Until I can't take it anymore.
I retrieve the baggie and sit on my bed, staring at it. My hands are shaking now, and I hate myself for it. I hate that I want this so badly. I hate that I'm even considering it.
But I hate feeling like this anxiety of nothingness even more.
Those shaking hands open the baggie, thoughts screaming through my head about what this means for me. This moves me over from a recreational user to an addict. Or was I there before? Who knows at this point. All I know is I want to feel different than what I do right now.
I want to feel something, even if it's the pounding in my chest or the crushing blow of disappointment that'll wash over me as soon as I give into the urge.
I prepare a line on my nightstand, smaller than what Evan gave me that first night, because I'm scared to do this here, by myself. My heart is pounding so hard I can hear it in my ears.
"Just this once," I tell myself, even though I know it's a lie.
The burn hits immediately, followed by that drip down the back of my throat. Then the rush starts – that incredible feeling of everything clicking into place, of not feeling like I'm an outcast with my own family and friends.

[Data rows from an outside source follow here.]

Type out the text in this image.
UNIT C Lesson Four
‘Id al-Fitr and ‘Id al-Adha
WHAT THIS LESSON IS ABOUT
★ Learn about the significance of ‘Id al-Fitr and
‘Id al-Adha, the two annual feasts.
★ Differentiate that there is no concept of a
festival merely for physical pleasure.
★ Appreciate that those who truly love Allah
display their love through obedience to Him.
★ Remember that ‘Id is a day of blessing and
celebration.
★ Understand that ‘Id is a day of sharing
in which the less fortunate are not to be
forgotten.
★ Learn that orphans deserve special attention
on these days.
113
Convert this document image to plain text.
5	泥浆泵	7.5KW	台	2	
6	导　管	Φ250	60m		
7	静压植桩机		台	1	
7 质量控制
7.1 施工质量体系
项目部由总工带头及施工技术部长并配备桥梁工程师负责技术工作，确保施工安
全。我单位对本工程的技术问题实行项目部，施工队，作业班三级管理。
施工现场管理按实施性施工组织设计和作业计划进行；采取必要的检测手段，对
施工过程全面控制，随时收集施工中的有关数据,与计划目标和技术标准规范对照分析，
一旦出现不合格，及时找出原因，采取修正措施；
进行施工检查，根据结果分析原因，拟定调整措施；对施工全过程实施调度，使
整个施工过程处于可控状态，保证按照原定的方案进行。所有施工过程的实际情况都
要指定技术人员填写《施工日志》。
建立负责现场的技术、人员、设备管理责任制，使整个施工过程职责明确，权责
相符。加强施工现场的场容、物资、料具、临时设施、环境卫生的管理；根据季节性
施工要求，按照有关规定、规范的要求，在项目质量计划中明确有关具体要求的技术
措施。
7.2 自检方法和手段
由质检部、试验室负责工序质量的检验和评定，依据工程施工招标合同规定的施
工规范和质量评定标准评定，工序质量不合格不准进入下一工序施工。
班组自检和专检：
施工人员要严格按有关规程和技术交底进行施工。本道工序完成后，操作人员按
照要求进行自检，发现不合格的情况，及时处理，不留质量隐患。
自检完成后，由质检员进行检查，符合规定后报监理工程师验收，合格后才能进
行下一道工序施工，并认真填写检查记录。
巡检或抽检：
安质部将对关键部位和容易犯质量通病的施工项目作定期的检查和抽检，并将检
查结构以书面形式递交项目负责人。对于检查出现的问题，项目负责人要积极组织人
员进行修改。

Within minutes, I feel invincible. Clear-headed and ten feet tall. It's as if I can solve all the world's problems with my guitar and the pen I use to write my songs.
And suddenly, I know exactly what I need to do.
I'm in my truck before I can second-guess myself, the engine roaring to life as I back out of my driveway. The drive to Montgomery's feels like it takes seconds, adrenaline and fake confidence from the drugs makes me feel as if I'm flying.
I should probably call first, but I don't want to give her a chance to tell me not to come. I need to see her. I need to fix this distance between us. It's now my fixation. Parking with a slight squeal, I turn the truck off and then take the steps two at a time, heart pounding as I stand there.
When I knock on her door, it takes her a minute to answer. She throws the door open, and there she stands;. wearing an oversized t-shirt and shorts, her hair pulled up in a messy bun, surprise on her face to see me.
"RJ? What are you doing here?"
"I don't like this," I say, pushing past her into the apartment. "This distance between us. This weird energy. It doesn't feel good, and we've never had this problem before. I don't understand why it's here now, and what we're going to do to fix it." I say this in almost one breath. Inhaling deeply, and hoping that this isn't as bad as I think it is.